A procissão da aleluia percorreu mais ruas, do que a do Senhor Morto. As pessoas seguiam o cortejo portando velas acesas, cantando o Hino da Aleluia em latim:
- “Rainha do céu, alegrai-vos, aleluia!”
Johnny gravou para sempre essa melodia em seu coração. Seguia junto a Berenice sem dizer nada, ouvindo aquele cântico sacro, como se fosse uma canção de amor. Do mais puro amor angelical concebido por uma alma pura e virginal, cuja harmonia seria ecoada por toda a sua vida. Quando a sua vela apagava em virtude de uma brisa mais forte, a menina acendia a sua com a dela, numa espécie de comunhão etérea.
Os jovens seguiam juntos, contritos e felizes. Pela madrugada quando o préstito religioso passou pela porta do clube a orquestra parou de tocar em sinal de reverência e todos vieram ver o cortejo, aplaudindo com acatamento aquele evento religioso.
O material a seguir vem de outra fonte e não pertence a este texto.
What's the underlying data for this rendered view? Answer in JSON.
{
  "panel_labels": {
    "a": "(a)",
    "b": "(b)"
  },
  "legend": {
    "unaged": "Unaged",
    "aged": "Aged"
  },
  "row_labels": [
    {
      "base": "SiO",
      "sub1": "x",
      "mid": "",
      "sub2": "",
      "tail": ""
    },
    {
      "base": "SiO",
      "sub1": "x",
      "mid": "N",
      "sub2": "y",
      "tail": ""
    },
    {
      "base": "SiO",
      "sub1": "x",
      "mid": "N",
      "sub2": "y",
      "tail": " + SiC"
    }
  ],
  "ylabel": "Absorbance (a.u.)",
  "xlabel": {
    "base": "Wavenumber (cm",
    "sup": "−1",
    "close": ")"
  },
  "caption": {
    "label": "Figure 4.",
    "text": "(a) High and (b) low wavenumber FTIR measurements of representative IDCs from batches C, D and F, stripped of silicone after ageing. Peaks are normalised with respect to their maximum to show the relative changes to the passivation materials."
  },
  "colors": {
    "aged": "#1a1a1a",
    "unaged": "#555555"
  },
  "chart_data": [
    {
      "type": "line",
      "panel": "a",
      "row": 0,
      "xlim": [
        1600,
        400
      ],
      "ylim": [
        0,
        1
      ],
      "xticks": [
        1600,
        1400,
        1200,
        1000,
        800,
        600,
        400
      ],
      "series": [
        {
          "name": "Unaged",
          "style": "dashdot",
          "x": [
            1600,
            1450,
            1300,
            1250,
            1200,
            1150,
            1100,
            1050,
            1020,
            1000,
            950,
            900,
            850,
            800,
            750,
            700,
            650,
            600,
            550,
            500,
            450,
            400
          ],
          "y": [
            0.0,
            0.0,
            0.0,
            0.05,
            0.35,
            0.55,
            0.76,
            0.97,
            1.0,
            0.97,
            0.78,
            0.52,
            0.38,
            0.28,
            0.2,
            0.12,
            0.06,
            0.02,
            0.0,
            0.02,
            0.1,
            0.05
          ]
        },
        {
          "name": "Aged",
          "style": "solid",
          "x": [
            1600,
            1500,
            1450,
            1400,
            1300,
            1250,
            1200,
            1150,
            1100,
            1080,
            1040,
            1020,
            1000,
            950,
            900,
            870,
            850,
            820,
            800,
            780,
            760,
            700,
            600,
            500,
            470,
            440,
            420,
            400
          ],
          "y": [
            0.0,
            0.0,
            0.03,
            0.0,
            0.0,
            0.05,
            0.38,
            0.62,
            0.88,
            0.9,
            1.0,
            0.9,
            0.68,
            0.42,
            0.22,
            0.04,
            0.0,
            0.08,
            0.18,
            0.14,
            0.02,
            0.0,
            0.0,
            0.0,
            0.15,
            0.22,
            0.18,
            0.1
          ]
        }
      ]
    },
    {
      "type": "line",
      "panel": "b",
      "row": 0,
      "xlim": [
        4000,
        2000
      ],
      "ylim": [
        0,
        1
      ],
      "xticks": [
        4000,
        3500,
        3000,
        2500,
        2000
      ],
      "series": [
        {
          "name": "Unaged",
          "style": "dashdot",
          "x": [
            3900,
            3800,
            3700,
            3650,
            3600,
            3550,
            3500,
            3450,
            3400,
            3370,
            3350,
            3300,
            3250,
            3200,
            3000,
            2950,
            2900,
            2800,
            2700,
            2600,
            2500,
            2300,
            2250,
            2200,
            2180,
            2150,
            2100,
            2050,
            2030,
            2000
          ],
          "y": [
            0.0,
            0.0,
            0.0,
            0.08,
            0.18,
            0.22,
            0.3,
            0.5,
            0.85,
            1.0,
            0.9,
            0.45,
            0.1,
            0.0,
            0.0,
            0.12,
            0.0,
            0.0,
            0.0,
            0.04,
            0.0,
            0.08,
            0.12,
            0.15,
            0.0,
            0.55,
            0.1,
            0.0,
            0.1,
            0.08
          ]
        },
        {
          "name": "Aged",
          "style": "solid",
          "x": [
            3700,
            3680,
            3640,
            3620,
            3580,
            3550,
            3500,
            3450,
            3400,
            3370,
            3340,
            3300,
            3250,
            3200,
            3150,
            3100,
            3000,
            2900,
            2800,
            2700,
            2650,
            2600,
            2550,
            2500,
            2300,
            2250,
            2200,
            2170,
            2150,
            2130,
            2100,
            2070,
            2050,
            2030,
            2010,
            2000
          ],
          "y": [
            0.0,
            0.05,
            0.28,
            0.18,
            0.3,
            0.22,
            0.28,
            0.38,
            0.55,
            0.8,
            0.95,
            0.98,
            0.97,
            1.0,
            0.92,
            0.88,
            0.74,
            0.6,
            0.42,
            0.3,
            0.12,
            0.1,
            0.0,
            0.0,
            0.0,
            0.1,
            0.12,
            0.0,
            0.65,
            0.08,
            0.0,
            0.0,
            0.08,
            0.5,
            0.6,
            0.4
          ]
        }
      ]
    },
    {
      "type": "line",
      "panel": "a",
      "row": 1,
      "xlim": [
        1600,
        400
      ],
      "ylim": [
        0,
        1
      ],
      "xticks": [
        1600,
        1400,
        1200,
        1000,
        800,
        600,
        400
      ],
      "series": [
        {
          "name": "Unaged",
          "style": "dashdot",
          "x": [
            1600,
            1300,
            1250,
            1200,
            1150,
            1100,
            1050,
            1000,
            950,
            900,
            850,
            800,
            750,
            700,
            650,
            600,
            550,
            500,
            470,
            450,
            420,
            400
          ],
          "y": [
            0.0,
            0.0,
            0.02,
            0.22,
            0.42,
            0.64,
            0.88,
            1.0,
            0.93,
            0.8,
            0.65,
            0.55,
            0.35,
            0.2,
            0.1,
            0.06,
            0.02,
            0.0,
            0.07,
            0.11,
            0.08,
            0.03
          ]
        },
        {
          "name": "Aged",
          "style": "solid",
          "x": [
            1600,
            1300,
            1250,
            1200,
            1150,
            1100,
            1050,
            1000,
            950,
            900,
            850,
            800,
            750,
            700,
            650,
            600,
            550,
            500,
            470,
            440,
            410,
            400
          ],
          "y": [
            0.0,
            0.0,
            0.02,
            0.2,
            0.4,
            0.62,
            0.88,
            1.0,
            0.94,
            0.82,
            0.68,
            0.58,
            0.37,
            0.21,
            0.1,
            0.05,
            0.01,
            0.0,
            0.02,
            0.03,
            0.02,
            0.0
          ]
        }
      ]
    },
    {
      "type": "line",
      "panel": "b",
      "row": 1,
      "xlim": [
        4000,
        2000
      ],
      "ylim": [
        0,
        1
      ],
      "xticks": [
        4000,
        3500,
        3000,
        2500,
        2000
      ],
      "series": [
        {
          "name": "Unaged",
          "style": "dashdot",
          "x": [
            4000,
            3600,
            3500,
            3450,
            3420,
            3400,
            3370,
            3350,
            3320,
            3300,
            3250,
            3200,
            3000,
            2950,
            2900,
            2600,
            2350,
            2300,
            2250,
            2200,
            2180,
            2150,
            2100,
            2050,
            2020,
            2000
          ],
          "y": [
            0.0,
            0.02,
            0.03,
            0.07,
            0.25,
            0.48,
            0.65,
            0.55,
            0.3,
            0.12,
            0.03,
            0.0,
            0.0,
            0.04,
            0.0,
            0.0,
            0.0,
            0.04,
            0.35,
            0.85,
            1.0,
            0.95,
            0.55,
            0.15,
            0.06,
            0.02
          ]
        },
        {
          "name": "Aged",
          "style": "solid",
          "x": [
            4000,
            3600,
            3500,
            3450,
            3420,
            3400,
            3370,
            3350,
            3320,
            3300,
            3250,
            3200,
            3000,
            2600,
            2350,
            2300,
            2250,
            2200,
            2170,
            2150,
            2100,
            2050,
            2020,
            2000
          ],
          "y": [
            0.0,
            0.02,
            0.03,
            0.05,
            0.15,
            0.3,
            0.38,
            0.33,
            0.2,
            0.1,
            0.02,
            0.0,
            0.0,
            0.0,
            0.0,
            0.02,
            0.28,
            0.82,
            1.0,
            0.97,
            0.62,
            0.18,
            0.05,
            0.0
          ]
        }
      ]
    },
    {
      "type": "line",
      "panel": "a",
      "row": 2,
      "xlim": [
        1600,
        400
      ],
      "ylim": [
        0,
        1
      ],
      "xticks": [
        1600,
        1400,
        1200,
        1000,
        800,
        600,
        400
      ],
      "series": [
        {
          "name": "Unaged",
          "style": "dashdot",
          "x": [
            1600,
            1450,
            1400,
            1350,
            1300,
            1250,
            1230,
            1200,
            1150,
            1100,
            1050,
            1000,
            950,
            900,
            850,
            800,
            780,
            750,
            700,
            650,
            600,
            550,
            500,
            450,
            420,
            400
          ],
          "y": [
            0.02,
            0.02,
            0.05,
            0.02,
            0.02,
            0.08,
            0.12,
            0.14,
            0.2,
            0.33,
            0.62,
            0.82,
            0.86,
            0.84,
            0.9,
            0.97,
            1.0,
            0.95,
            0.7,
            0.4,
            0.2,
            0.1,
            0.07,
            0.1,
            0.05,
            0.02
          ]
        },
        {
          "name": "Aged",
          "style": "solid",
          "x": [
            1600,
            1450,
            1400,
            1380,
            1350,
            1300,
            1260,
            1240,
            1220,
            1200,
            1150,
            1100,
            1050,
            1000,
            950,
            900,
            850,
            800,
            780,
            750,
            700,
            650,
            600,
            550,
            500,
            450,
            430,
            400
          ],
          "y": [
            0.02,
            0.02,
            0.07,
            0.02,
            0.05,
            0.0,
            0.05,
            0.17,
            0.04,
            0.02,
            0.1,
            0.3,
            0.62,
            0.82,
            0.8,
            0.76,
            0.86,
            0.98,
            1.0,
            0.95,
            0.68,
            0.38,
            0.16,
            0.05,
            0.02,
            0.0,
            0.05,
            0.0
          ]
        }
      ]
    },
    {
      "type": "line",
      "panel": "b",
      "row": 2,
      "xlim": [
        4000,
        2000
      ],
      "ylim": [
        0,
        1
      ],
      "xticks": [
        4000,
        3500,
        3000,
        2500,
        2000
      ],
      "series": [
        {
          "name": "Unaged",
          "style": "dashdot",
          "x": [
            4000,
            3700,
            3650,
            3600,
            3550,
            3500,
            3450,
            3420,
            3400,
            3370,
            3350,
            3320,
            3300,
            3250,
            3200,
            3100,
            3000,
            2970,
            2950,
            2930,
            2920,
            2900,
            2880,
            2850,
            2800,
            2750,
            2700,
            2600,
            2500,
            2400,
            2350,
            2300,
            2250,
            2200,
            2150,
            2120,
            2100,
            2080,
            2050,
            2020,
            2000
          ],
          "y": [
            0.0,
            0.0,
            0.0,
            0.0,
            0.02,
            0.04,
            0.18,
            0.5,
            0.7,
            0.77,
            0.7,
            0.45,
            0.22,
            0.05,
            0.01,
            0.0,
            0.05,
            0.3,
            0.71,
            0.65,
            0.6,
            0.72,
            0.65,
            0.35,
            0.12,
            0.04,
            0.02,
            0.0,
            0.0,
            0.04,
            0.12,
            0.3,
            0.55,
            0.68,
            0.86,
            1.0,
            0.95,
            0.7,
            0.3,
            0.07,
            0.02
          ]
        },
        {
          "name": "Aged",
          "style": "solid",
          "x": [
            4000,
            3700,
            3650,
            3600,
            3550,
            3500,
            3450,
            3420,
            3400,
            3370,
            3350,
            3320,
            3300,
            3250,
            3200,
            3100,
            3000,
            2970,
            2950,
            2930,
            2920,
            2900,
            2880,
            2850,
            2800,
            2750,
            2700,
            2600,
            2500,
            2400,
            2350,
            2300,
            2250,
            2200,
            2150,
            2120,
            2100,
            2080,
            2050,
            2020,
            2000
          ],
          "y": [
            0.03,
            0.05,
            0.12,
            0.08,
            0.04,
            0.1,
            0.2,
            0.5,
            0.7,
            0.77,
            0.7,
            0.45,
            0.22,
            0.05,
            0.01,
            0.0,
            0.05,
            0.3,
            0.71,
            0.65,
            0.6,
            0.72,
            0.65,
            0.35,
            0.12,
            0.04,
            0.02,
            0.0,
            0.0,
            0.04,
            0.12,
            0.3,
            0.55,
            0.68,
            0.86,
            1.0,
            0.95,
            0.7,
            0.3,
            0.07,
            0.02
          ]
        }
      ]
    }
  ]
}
No momento em que a procissão entrou na avenida, a aragem gélida do alvorecer começou a soprar com mais intensidade, deixando Berenice estremecida pelo frio. Eduardo, percebendo a garota com os braços encolhidos, gentilmente ofereceu o seu casaco, que foi aceito de bom grado pela menina. A penumbra da noite ainda era notada, quando a procissão chegou ao fim, concentrando os féis na praça da matriz, que aguardavam a missa campal a ser rezada pelo Padre Climério. Nesse momento, os galos das adjacências cantavam numa singularidade, formando uma espécie de polifonia agradável de ouvir. Um fino sereno começou a cair no momento da missa, aproximando os jovens um do outro, para melhor se aquecerem. Johnny postou-se juntinho a Berenice e, assegurando que ninguém percebia, segurou as suas mãos. Os dois permaneceram de mãos dadas até a neblina se dissipar. O garoto ficou tão feliz naquele encanto, que não percebeu o raiar de um novo dia.
De repente amanheceu. Parecendo um passe de mágica, a claridade diurna começou a tomar conta da praça, deixando Johnny perplexo com tudo aquilo, pois nunca tinha presenciado um amanhecer. O aroma agradável da manhã penetrava em suas narinas, enlevando a felicidade sentida naquele momento. Johnny e Berenice permaneceram juntos até o final da missa, quando as pessoas começaram congratula-se, uns aos outros, pela Ressurreição do Senhor.
Eram quase seis horas da manhã quando as pessoas começaram a se retirar para as suas casas. Berenice aproveitou a oportunidade para conhecer o pai e a mãe de Neide, e abraçar Dona Nonnita, desejando-lhe uma feliz páscoa. A garotada se despediu, marcando encontro nas portas dos cinemas. Berenice agradeceu e devolveu o casaco a Eduardo, comunicando a todos, que ela e Eva Marli iriam passar aquele domingo na fazenda do seu avô, no município de Ipiaú.
Eduardo subiu para sua casa no morro do Cruzeiro, enquanto Johnny, Luis e Edgar acompanharam Dona Nonnita. Seguiram todos juntos com os pais de Neide, que àquela altura já tinham travado conhecimentos com os garotos, simpatizando-se com todos, principalmente com o esperto Edgar.